それを憂いて、「傷病回復薬」に頼らない治療法として、全身麻酔の方法と外科手術法の確立に人生のすべてを捧げた医師がいた、その名をシュナイダー・フィツンハーゲン卿と言う。彼は死ぬ直前まで医学の進歩に貢献し続けた。彼が残した膨大な資料は、今もなお生きた資料として活用され続けている。
彼は自伝にてこう述べている。
「私は常に出来る限りの事はしてきたと自負している。だが、私の未熟な知識と医療技術のせいで、救えなかった命が数多とある。その命を無駄にしないためにも、後世の救えない命を出来得る限り拾うためにも、私は生のある限り救える命を救い続け、この技術を磨き続け、後の世にこの知識を託したい。いつか全ての命を医術で拾える日が来るまで。」
彼は貴族・平民、分け隔てなく治療に当たったとされている。また、晩年は請われれば自分の持っている技術を惜しげもなく教えたと言う。
彼の願いは今、外科医療技術の発展と言う形で叶いつつある。
彼がそこまでの熱意を注ぎ続けたのは何故だろうか?内容の真偽が怪しいため、現在においては冗談ではないかとも言われている彼の晩年の言葉をここに記そう。
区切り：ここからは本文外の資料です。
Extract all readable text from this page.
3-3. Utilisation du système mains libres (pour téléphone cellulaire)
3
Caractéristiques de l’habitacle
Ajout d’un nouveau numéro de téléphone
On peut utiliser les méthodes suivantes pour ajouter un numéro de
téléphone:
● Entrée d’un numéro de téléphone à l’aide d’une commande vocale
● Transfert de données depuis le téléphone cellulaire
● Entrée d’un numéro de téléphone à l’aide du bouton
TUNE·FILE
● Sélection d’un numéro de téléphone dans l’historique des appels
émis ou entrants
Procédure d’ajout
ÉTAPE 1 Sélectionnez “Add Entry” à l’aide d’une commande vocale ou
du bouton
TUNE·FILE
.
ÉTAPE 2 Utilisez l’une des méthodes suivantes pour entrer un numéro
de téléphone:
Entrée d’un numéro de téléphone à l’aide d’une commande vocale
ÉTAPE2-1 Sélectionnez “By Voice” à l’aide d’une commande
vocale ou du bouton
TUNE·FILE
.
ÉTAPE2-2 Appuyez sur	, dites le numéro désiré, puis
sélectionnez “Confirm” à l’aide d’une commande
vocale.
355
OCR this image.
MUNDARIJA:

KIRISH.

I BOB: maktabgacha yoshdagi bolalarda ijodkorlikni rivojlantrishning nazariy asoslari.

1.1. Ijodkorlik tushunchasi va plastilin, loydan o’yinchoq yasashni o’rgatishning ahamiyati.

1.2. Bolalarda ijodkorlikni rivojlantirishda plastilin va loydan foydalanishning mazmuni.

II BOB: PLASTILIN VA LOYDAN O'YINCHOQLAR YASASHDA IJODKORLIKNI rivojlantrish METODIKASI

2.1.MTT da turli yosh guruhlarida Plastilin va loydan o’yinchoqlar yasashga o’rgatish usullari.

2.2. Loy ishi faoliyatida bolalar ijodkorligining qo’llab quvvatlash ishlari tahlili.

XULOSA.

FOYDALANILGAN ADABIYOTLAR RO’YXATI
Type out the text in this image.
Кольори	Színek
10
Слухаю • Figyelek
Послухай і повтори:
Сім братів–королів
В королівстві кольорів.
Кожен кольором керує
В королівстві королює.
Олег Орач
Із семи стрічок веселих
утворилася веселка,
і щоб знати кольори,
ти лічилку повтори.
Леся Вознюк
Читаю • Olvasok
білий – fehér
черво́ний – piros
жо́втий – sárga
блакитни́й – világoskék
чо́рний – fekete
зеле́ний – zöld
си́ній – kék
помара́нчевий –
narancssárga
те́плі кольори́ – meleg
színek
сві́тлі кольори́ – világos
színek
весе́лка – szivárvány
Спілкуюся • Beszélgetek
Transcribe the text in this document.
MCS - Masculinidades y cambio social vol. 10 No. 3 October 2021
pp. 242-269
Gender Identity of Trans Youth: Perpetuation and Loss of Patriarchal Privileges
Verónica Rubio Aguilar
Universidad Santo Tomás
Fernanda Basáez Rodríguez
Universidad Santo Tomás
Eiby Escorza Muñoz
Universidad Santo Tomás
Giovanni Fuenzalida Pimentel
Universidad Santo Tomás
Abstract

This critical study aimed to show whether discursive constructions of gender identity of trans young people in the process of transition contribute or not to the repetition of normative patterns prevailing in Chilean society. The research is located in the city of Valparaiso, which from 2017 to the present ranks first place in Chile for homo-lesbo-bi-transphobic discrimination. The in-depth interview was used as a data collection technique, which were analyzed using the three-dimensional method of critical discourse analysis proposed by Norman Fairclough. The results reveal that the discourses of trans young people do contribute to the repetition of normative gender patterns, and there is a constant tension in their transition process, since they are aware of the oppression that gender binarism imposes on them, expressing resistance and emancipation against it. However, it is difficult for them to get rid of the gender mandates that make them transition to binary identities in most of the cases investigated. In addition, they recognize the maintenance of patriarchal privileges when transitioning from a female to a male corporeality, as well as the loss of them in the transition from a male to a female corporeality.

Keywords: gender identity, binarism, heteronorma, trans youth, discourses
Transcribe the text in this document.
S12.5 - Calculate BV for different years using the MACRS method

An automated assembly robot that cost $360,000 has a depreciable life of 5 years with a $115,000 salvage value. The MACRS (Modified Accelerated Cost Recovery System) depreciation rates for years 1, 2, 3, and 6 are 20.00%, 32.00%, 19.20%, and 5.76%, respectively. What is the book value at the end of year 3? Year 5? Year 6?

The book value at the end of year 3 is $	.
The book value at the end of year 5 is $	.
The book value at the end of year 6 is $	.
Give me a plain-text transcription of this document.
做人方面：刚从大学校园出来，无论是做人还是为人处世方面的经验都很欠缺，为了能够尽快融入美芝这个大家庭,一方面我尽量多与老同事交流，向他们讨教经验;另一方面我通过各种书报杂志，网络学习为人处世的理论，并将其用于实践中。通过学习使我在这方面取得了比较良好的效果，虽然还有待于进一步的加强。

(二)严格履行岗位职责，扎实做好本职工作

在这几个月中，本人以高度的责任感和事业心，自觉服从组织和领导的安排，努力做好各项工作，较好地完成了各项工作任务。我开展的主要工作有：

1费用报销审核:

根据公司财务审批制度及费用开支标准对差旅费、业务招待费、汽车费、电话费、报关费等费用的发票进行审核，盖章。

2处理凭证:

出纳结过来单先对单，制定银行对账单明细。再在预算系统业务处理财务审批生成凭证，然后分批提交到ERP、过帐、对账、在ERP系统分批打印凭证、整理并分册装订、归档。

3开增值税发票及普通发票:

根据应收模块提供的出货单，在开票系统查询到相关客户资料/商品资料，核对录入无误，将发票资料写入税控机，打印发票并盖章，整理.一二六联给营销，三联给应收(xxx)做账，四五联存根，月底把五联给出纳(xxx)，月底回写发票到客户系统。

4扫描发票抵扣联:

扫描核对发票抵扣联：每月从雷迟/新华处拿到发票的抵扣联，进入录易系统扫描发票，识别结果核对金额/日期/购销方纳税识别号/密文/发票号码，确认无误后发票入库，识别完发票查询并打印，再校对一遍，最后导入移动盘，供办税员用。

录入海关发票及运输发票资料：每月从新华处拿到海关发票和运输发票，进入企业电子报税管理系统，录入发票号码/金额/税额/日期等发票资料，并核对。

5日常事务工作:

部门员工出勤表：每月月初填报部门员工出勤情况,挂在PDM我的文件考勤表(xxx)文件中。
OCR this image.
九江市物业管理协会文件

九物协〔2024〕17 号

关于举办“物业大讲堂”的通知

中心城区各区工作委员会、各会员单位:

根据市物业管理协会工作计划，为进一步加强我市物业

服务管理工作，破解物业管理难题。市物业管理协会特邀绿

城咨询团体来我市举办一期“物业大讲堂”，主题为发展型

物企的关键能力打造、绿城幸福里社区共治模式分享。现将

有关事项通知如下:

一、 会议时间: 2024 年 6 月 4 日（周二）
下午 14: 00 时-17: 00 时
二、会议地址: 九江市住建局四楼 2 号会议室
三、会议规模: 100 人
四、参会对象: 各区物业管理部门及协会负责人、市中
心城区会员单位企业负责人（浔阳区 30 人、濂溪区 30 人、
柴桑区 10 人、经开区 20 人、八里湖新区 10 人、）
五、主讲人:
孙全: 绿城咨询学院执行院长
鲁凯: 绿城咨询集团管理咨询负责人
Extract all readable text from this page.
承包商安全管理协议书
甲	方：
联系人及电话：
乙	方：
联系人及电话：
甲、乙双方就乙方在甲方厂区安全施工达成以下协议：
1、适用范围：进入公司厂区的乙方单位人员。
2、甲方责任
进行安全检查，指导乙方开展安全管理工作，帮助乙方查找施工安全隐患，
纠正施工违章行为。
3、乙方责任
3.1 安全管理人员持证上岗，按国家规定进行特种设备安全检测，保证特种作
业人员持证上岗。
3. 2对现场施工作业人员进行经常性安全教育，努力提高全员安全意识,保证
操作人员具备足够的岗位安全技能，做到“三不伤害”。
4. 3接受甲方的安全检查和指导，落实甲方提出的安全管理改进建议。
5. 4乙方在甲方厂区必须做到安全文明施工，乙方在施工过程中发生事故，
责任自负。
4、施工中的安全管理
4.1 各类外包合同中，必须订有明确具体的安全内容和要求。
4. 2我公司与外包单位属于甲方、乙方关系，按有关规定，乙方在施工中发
「一時期、少し無理やりな手段でとある助手を雇っていた事がある。悔しい事に、その助手は私を遥かに上回る優秀さで、たった一人で難しい腹腐り病の手術をこなした上、完璧に成功させた。当時よりは知識も技術も得たつもりだが、未だにどのような手術を行ったのかすら分からない。彼がいてくれれば皇国の医術の進歩は100年早まったかもしれないな。私は彼に負けるなと必死に頑張ってきたが、まだまだ遠く及ばないと思っているよ。」